The Bleeding Edge: Which Medical Devices Are Dangerous?
Essure Birth Control
The film focuses primarily on Essure, a permanent birth control implant marketed as an easier, non-surgical option for female sterilization. When Essure was introduced in 2002, it was heralded as the birth control procedure with no incisions and no anesthesia. A major selling point for Essure, according to film interviews, was that it could take longer to get your nails done than to get sterilized.
Filmmakers Kirby Dick and Amy Ziering follow Angie Firmalino, a 45-year-old woman who had an Essure implant and developed life-changing complications. After experiencing ongoing pain and finding little information about Essure side effects, Firmalino began to research Essure.

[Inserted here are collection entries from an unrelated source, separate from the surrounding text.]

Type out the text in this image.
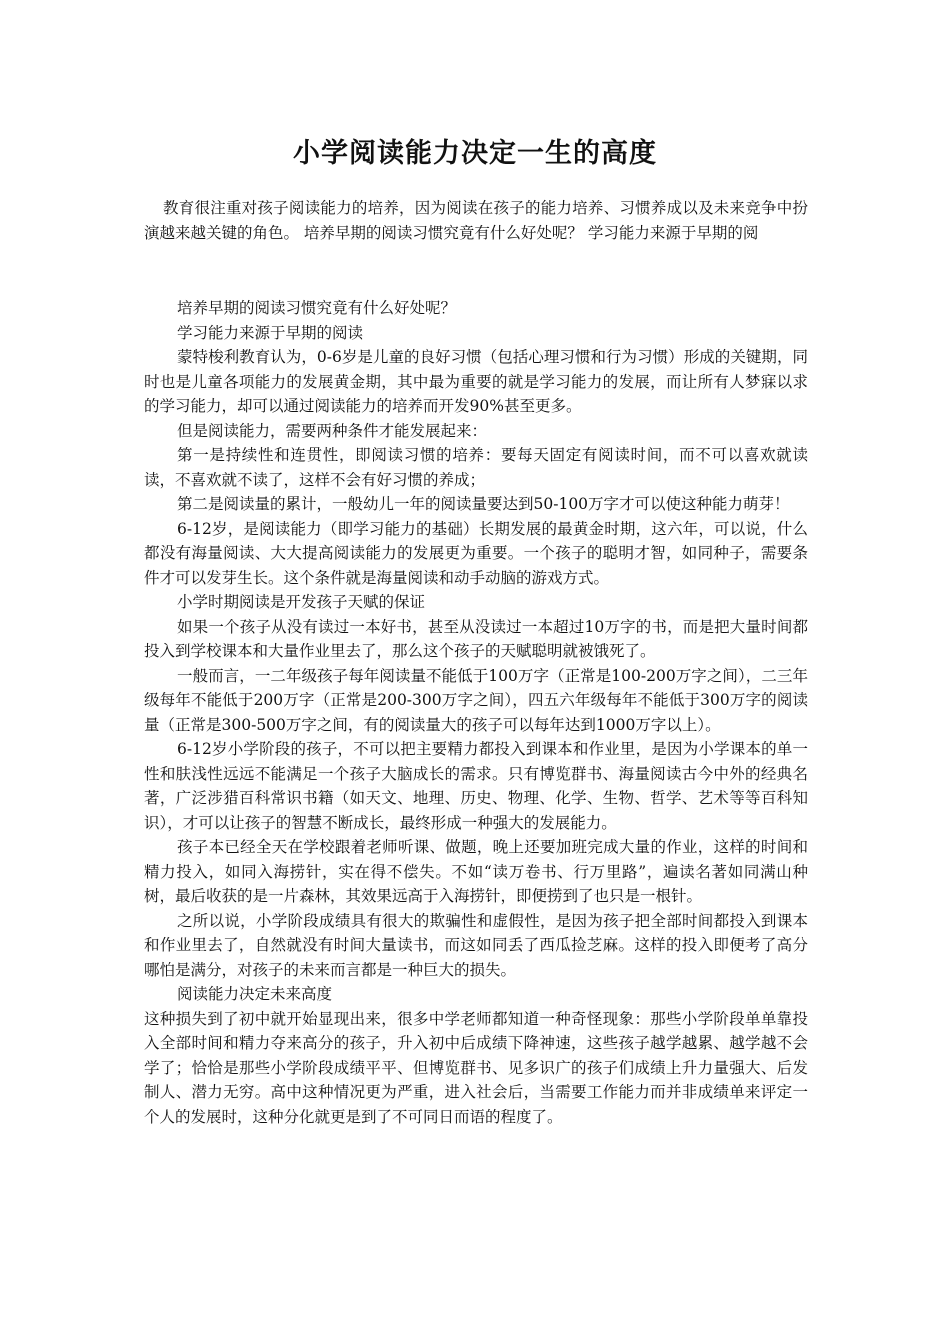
小学阅读能力决定一生的高度

教育很注重对孩子阅读能力的培养，因为阅读在孩子的能力培养、习惯养成以及未来竞争中扮演越来越关键的角色。 培养早期的阅读习惯究竟有什么好处呢？ 学习能力来源于早期的阅

培养早期的阅读习惯究竟有什么好处呢？

学习能力来源于早期的阅读

蒙特梭利教育认为，0-6岁是儿童的良好习惯（包括心理习惯和行为习惯）形成的关键期，同时也是儿童各项能力的发展黄金期，其中最为重要的就是学习能力的发展，而让所有人梦寐以求的学习能力，却可以通过阅读能力的培养而开发90%甚至更多。

但是阅读能力，需要两种条件才能发展起来：

第一是持续性和连贯性，即阅读习惯的培养：要每天固定有阅读时间，而不可以喜欢就读读，不喜欢就不读了，这样不会有好习惯的养成；

第二是阅读量的累计，一般幼儿一年的阅读量要达到50-100万字才可以使这种能力萌芽！

6-12岁，是阅读能力（即学习能力的基础）长期发展的最黄金时期，这六年，可以说，什么都没有海量阅读、大大提高阅读能力的发展更为重要。一个孩子的聪明才智，如同种子，需要条件才可以发芽生长。这个条件就是海量阅读和动手动脑的游戏方式。

小学时期阅读是开发孩子天赋的保证

如果一个孩子从没有读过一本好书，甚至从没读过一本超过10万字的书，而是把大量时间都投入到学校课本和大量作业里去了，那么这个孩子的天赋聪明就被饿死了。

一般而言，一二年级孩子每年阅读量不能低于100万字（正常是100-200万字之间），二三年级每年不能低于200万字（正常是200-300万字之间），四五六年级每年不能低于300万字的阅读量（正常是300-500万字之间，有的阅读量大的孩子可以每年达到1000万字以上）。

6-12岁小学阶段的孩子，不可以把主要精力都投入到课本和作业里，是因为小学课本的单一性和肤浅性远远不能满足一个孩子大脑成长的需求。只有博览群书、海量阅读古今中外的经典名著，广泛涉猎百科常识书籍（如天文、地理、历史、物理、化学、生物、哲学、艺术等等百科知识），才可以让孩子的智慧不断成长，最终形成一种强大的发展能力。

孩子本已经全天在学校跟着老师听课、做题，晚上还要加班完成大量的作业，这样的时间和精力投入，如同入海捞针，实在得不偿失。不如“读万卷书、行万里路”，遍读名著如同满山种树，最后收获的是一片森林，其效果远高于入海捞针，即便捞到了也只是一根针。

之所以说，小学阶段成绩具有很大的欺骗性和虚假性，是因为孩子把全部时间都投入到课本和作业里去了，自然就没有时间大量读书，而这如同丢了西瓜捡芝麻。这样的投入即便考了高分哪怕是满分，对孩子的未来而言都是一种巨大的损失。

阅读能力决定未来高度

这种损失到了初中就开始显现出来，很多中学老师都知道一种奇怪现象：那些小学阶段单单靠投入全部时间和精力夺来高分的孩子，升入初中后成绩下降神速，这些孩子越学越累、越学越不会学了；恰恰是那些小学阶段成绩平平、但博览群书、见多识广的孩子们成绩上升力量强大、后发制人、潜力无穷。高中这种情况更为严重，进入社会后，当需要工作能力而并非成绩单来评定一个人的发展时，这种分化就更是到了不可同日而语的程度了。
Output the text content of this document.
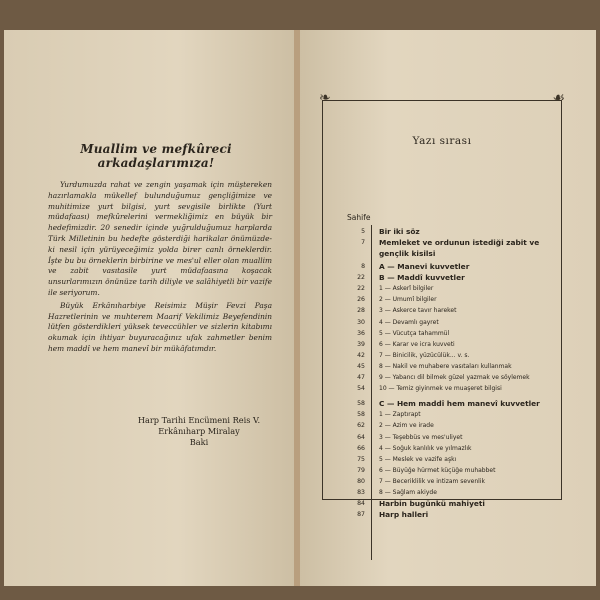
Muallim ve mefkûreci arkadaşlarımıza!

Yurdumuzda rahat ve zengin yaşamak için müştereken hazırlamakla mükellef bulunduğumuz gençliğimize ve muhitimize yurt bilgisi, yurt sevgisile birlikte (Yurt müdafaası) mefkûrelerini vermekliğimiz en büyük bir hedefimizdir. 20 senedir içinde yuğrulduğumuz harplarda Türk Milletinin bu hedefte gösterdiği harikalar önümüzde-ki nesil için yürüyeceğimiz yolda birer canlı örneklerdir. İşte bu bu örneklerin birbirine ve mes'ul eller olan muallim ve zabit vasıtasile yurt müdafaasına koşacak unsurlarımızın önünüze tarih diliyle ve salâhiyetli bir vazife ile seriyorum.

Büyük Erkânıharbiye Reisimiz Müşir Fevzi Paşa Hazretlerinin ve muhterem Maarif Vekilimiz Beyefendinin lütfen gösterdikleri yüksek teveccühler ve sizlerin kitabımı okumak için ihtiyar buyuracağınız ufak zahmetler benim hem maddî ve hem manevî bir mükâfatımdır.

Harp Tarihi Encümeni Reis V.
Erkânıharp Miralay
Baki
❧	☙
Yazı sırası
Sahife
5 Bir iki söz
7 Memleket ve ordunun istediği zabit ve gençlik kisilsi
8 A — Manevi kuvvetler
22 B — Maddî kuvvetler
22 1 — Askerî bilgiler
26 2 — Umumî bilgiler
28 3 — Askerce tavır hareket
30 4 — Devamlı gayret
36 5 — Vücutça tahammül
39 6 — Karar ve icra kuvveti
42 7 — Binicilik, yüzücülük... v. s.
45 8 — Nakil ve muhabere vasıtaları kullanmak
47 9 — Yabancı dil bilmek güzel yazmak ve söylemek
54 10 — Temiz giyinmek ve muaşeret bilgisi
58 C — Hem maddî hem manevî kuvvetler
58 1 — Zaptırapt
62 2 — Azim ve irade
64 3 — Teşebbüs ve mes'uliyet
66 4 — Soğuk kanlılık ve yılmazlık
75 5 — Meslek ve vazife aşkı
79 6 — Büyüğe hürmet küçüğe muhabbet
80 7 — Beceriklilik ve intizam sevenlik
83 8 — Sağlam akiyde
84 Harbin bugünkü mahiyeti
87 Harp halleri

Firmalino learned that other women who had an Essure implant experienced bleeding, weight gain, sharp pains and other ongoing issues. Unwittingly, she became the leader of the Essure Problems awareness campaign that connected more than 35,000 women who had been affected by the birth control device.
For a number of women, Essure coils had fractured, migrated and became untraceable or irremovable. Doctors even implanted additional coils into women when the implantation procedure misfired, with some women having five coils in them, according to Firmalino.
Through the community, Firmalino learned Essure could spark other health problems, like autoimmune diseases. Firmalino herself developed a debilitating connective tissue disorder, which she said keeps her from hiking with her family and carrying out other day-to-day activities.
Even more heartbreaking, women who had the permanent birth control device were still getting pregnant, leaving their newborns to suffer from severe health problems. There were 800 failed births with Essure, according to Device Events.
Through her outreach work, Firmalino cultivated the Essure Problems community where thousands of women were able to connect, share their experiences and find trusted physicians able to remove the device. There are currently 11 subgroups for Essure Problems worldwide, with patient advocacy meetups for women who are fighting to get the media to hear their stories.
Also depicted in the film is the story of Ana Fuentes, a 35-year-old Latina mother who had a full hysterectomy at 31 because of her Essure-related side effects. Fuentes experienced heavy bleeding, and when she complained to her doctor, her symptoms were dismissed as normal for a latina woman Fuentes, no longer able to work, left her children with a foster family.
Though the Essure birth control device was only studied for a one and a half years before entering the market, the device is intended to be permanent. The lack of extensive clinical trials sets the stage for a much larger conversation on testing medical devices.
Manufacturers, who are in charge of the studies, also reportedly encouraged the trial participants to alter their responses to make the device seem safer, according to the interviews in the documentary.
Cobalt Hip Replacements
Hip replacements, another common medical device, are often marketed to active individuals as a way to increase mobility. In "The Bleeding Edge," filmmakers interview Stephen Tower, an orthopedic surgeon, who suffered serious issues from a metal-on-metal hip replacement.
From his own experience and subsequent research, Tower discovered that cobalt poisoning from hip replacements may cause symptoms that are similar to degenerative neurological diseases. Tower describes his difficult journey of discovery throughout the film, where he learned his failed hip implant was leaking excessive cobalt into his bloodstream.
According to Tower, many physicians don’t yet believe that an orthopedic implant can cause neurological issues. He's working to inform other physicians that patients with failed hip replacements are being misdiagnosed with dementia, and a revision or removal surgery may be necessary.
The most frightening thing about Tower's story is that many patients are being diagnosed with a permanent form of cognitive decline that may actually be reversible. He compares cobalt poisoning to the mercury poisoning, which could become a debilitating issue for any of the 10 million people with hip replacement implants that use cobalt.
Another medical device featured in the film is vaginal mesh, which is used to treat stress urinary incontinence (SUI) and pelvic organ prolapse (POP). Vaginal mesh was also marketed as superior to traditional methods for treating SUI and POP. It was presented as easily placed, with few complaints.
Filmmakers show the dangers of vaginal mesh through the story of Tammy Jackson, a Kentucky woman who has had 18 revision surgeries since her vaginal mesh was first implanted. Jackson describes how the mesh has migrated and fused to her body, which has affected her family and destroyed her intimate life with her husband. She co-founded the Mesh Awareness Movement (MAM) to inform women of the risks.
In The Bleeding Edge, the filmmakers deliver a thought-provoking commentary on the American healthcare system. Dick and Ziering, who also produced who also documentaries "The Hunting Ground" and "The Invisible War," take a fearless approach to expose the truth about the various industry players putting profits over people.
Though The Bleeding Edge focuses primarily on a few dangerous medical devices, it also briefly mentions other devices. The film introduces IVC filters, which can cause various complications, including floating to the heart. It also discusses the da Vinci robotic surgery device, power morcellation procedures and mold found in breast implants.
Many of these devices are part of a slick machine of promotion, and patients aren't getting the information they need. "The Bleeding Edge" brings these issues to the forefront, calling on the industry to make changes and empowering patients to ask better questions.